Manufacturing, Product Purchasing or Service Delivery

When you set a strategy, it can involve getting your products or services to more customers, or creating a better price. You must evaluate whether you have the manufacturing ability to create those products at a price you can afford. If you do not manufacture, you must analyze your cash reserves or projected income to see whether you will have the money to purchase inventory. For a service business, you need to evaluate equipment and personnel needed to deliver your service in the way your strategy calls for. To give an example, if your strategy is to capture market share by offering volume discounts, you must have the capacity to make more products, buy more products or hire more service personnel.

Supply Chain

Your capability to execute a strategy might depend on suppliers. You need a strong supply chain that includes providers of raw materials or products for resale, shipping companies to deliver those goods, warehouse processing and distribution within your company to ensure that you receive what you need and get it to the people who will use it. Without this capability, a new strategy can get bogged down in flawed logistics. For example, if you need raw materials like wood and wood screws to make your product, but your supplier does not deliver on time, your entire strategy of selling wooden Christmas toys can have to wait until the following year.

Time to Market

Your ability to get your products or services to the market in a timely manner can help you successfully implement your strategy. Conversely, if you can't deliver your offerings on time, the competition might beat you to it or customers might lose faith in your ability to make good on your promises. For example, if your strategy is to offer a cellphone that has fewer features than the competition but costs less, an inability to get that phone into stores can result in consumers buying the product elsewhere.

Research and Development

Your strategy can depend on your ability to develop new products. This means you must have the capacity to conduct research and development. Otherwise, you can't come up with the unique offerings your strategy calls for. If you want to introduce an advanced version of a previous product, for example, your research and development department must be able to explore what additional features customers are willing to pay for.

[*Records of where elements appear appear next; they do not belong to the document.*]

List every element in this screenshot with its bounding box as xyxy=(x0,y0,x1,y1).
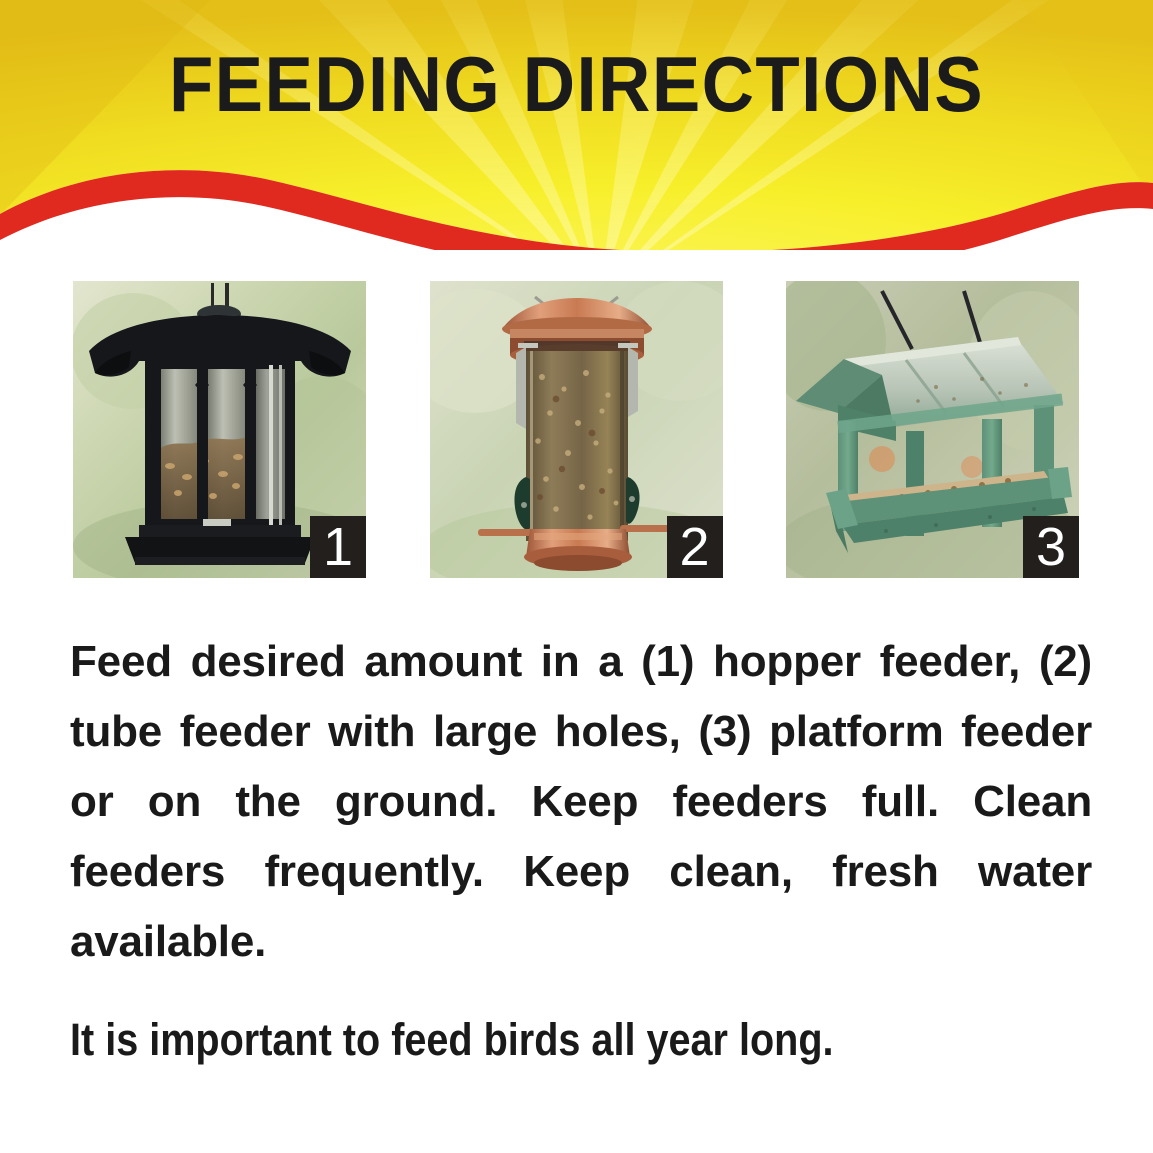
tube-feeder-photo: 2 xyxy=(430,281,723,578)
closing-statement: It is important to feed birds all year l… xyxy=(70,1012,969,1068)
photo-badge-3: 3 xyxy=(1023,516,1079,578)
platform-feeder-photo: 3 xyxy=(786,281,1079,578)
page-title: FEEDING DIRECTIONS xyxy=(40,44,1112,124)
photo-badge-2: 2 xyxy=(667,516,723,578)
feeder-photo-row: 1 xyxy=(73,281,1079,578)
hopper-feeder-photo: 1 xyxy=(73,281,366,578)
photo-badge-1: 1 xyxy=(310,516,366,578)
feeding-directions-panel: FEEDING DIRECTIONS xyxy=(0,0,1153,1153)
header-banner: FEEDING DIRECTIONS xyxy=(0,0,1153,250)
feeding-instructions-paragraph: Feed desired amount in a (1) hopper feed… xyxy=(70,627,1092,1047)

Skills Among Managers and Employees

A strategy that takes you into new markets or changes the way you do things can call for new skills. Your managers need to have the skills to implement the strategy, and your employees might need new skills to do new tasks. For example, if you run a consulting business that specializes in software training, and you decide to offer training in customer service as well, your management and employees will need to learn customer service techniques. Your other option is to hire people who have those skills.